Réponse, à 16’22 : « Oui mais je crois que ces évêques qui ne sont pas tous les évêques ne doivent pas prendre de position politique, voilà. » Elle justifiera ses propos en expliquant, ensuite, que c’est aussi cela, la laïcité, c’est le fait que la religion et la politique soient séparées.

Il est amusant d’observer ses premières paroles : « qui ne sont pas tous les évêques », c’est révélateur. Elle ne le dit pas « comme ça », comme tout le reste de son discours. Elle le dit pour minimiser cette déclaration, minimiser les signataires de cette déclaration et faire naître l’idée, quelque part, que tous n’étaient pas en phase avec les propos tenus. C’est un tout petit passage mais sans efforts, il discrédite la déclaration et l’envoie balader d’un revers de la main.

France laïque, donc… pourtant, Marine Le Pen déclarera, juste après, vers 16’49 :

« et si on conçoit que la France a été modelée quand-même, par euh euh, son héritage chrétien, je ne comprends pas qu’un certain nombre de membres du clergé défendent, euh, ne défendent pas cet héritage chrétien et en réalité, au motif d’une prétendue solidarité des religions, eh bien, euh euh, facilitent le travail des fondamentalistes islamistes. »

En réalité, ce qui la dérange, ce n’est pas que le clergé déclare quelque chose en politique non, ce qui la dérange, c’est qu’il déclare quelque chose qui la dérange. Elle s’appuiera alors sur le fameux héritage chrétien pour dégommer assez brutalement ledit clergé qui a osé attaquer les racines chrétiennes françaises.

Je ne suis pas un expert religieux, ni un expert tout court d’ailleurs, mais la religion, n’est-ce pas l’amour du prochain ? Le respect et la tolérance ? L’acceptation de l’autre ?

La tournure de sa phrase permet de « renverser » les propos tenus au début de la question. Cela lui permet d’accuser le clergé d’une facilitation du travail des fondamentalistes islamistes… alors que, personnellement, j’en doute.

Le fait de préciser « un certain nombre de membres du clergé » permet aussi de se protéger des potentielles réponses dudit clergé. Il n’est pas visé, ce sont certains de ses membres qui le sont. Ou comment taper sur quelque chose sans réellement taper sur quelque chose. Habile déclaration que cette dernière.

De nombreuses études tendent à montrer que le fait d’être seul, isolé ou rejeté par les autres fragilise des personnes et que ces dernières, sous certaines conditions, sont « repérées » ou « tombent » dans l’intégrisme car elles ne sont plus seules désormais, elles appartiennent à une communauté, aussi discutable soit cette dernière hein.

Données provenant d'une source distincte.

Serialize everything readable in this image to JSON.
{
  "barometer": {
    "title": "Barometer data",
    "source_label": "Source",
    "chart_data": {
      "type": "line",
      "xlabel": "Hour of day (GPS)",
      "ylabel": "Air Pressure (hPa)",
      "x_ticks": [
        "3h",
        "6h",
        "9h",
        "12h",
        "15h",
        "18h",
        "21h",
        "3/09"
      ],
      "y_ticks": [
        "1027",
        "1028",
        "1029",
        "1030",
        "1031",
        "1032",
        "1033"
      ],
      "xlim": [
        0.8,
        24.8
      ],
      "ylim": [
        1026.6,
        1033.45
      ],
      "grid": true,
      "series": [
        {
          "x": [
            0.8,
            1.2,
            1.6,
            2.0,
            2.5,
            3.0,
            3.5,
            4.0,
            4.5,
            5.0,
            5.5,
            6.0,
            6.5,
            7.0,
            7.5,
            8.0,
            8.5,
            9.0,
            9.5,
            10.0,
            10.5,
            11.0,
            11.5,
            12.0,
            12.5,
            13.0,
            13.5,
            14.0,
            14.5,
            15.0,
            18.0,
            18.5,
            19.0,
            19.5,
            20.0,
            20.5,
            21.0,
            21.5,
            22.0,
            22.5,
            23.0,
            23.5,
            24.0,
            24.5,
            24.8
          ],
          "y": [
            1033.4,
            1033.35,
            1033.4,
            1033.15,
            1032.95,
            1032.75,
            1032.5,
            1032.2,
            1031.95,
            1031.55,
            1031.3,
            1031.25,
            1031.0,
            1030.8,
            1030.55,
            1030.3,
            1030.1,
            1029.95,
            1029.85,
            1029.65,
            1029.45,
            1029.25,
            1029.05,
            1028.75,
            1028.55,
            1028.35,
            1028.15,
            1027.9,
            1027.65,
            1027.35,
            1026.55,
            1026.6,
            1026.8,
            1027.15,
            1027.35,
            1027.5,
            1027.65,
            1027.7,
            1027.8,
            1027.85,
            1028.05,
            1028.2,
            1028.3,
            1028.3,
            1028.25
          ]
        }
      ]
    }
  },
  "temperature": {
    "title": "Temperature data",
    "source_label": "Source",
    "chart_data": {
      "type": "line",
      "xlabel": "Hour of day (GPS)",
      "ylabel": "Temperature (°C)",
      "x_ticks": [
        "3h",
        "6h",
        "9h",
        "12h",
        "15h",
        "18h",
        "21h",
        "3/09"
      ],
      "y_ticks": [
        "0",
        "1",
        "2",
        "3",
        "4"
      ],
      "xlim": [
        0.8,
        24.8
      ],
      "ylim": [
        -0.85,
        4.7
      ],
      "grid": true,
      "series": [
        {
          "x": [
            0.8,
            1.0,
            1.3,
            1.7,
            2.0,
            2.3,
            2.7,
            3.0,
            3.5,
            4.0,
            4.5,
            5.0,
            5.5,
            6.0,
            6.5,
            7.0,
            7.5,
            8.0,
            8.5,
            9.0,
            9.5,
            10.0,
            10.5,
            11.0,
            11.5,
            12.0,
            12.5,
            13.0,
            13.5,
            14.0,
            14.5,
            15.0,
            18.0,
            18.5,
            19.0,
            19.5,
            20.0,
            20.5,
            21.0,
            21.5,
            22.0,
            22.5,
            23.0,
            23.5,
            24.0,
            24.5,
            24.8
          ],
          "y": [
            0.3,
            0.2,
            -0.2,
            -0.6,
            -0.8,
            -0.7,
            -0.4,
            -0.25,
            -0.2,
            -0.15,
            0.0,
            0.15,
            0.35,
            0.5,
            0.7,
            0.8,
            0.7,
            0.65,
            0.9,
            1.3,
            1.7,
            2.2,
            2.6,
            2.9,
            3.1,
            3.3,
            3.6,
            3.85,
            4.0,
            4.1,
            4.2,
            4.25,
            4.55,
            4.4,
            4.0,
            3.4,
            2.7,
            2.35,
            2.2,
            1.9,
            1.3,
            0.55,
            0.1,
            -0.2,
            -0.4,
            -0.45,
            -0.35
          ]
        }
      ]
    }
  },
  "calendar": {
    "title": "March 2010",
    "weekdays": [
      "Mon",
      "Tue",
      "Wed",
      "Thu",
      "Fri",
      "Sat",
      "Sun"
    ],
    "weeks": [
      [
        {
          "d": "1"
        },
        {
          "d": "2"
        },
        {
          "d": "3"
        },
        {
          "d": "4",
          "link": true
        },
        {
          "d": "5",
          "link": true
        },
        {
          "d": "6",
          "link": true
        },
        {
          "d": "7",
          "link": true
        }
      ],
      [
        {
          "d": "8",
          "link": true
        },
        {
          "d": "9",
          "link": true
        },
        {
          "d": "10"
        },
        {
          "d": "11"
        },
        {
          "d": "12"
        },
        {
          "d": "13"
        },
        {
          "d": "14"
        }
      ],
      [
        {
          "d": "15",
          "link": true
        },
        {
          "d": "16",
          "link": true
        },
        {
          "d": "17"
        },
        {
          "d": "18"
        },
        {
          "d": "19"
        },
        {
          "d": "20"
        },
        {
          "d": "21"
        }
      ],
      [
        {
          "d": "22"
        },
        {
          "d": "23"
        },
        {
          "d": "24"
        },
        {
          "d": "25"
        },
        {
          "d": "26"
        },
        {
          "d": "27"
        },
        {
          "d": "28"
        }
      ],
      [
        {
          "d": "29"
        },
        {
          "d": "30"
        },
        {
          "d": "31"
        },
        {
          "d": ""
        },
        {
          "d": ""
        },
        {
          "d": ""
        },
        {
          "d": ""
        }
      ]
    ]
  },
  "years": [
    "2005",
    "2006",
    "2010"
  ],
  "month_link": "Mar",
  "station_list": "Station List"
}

A titre strictement personnel, j’ai trouvé que cette déclaration était une excellente chose, qu’elle ne touchait pas aux racines chrétiennes mais qu’au contraire, elle venait les renforcer, elle venait exprimer le respect, l’ouverture et la tolérance nécessaires pour que des personnes de croyances différentes puissent quand-même vivre en paix et en harmonie.

En y regardant de plus près, son discours est un discours de haine, de rejet, d’exclusion. Discours qui devrait vous faire réagir. Ce n’est pas en rejetant une partie de ses citoyens qu’on les rassemble. Réfléchissez à cela si vous vous dites que voter Le Pen ce n’est pas une mauvaise idée…

Je n’ai pas continué plus loin l’analyse, il reste quelques minutes dessus, qui parlent de la campagne présidentielle, sujet où j’avoue faire une overdose.

Le seul point positif avec le Front National et les têtes du parti, père, fille ou autre, c’est qu’on sait à quoi s’attendre : un discours très brutal, des marqueurs d’extrême droite, un profond et dangereux conservatisme et un rejet de toute différence, surtout si elle est religieuse.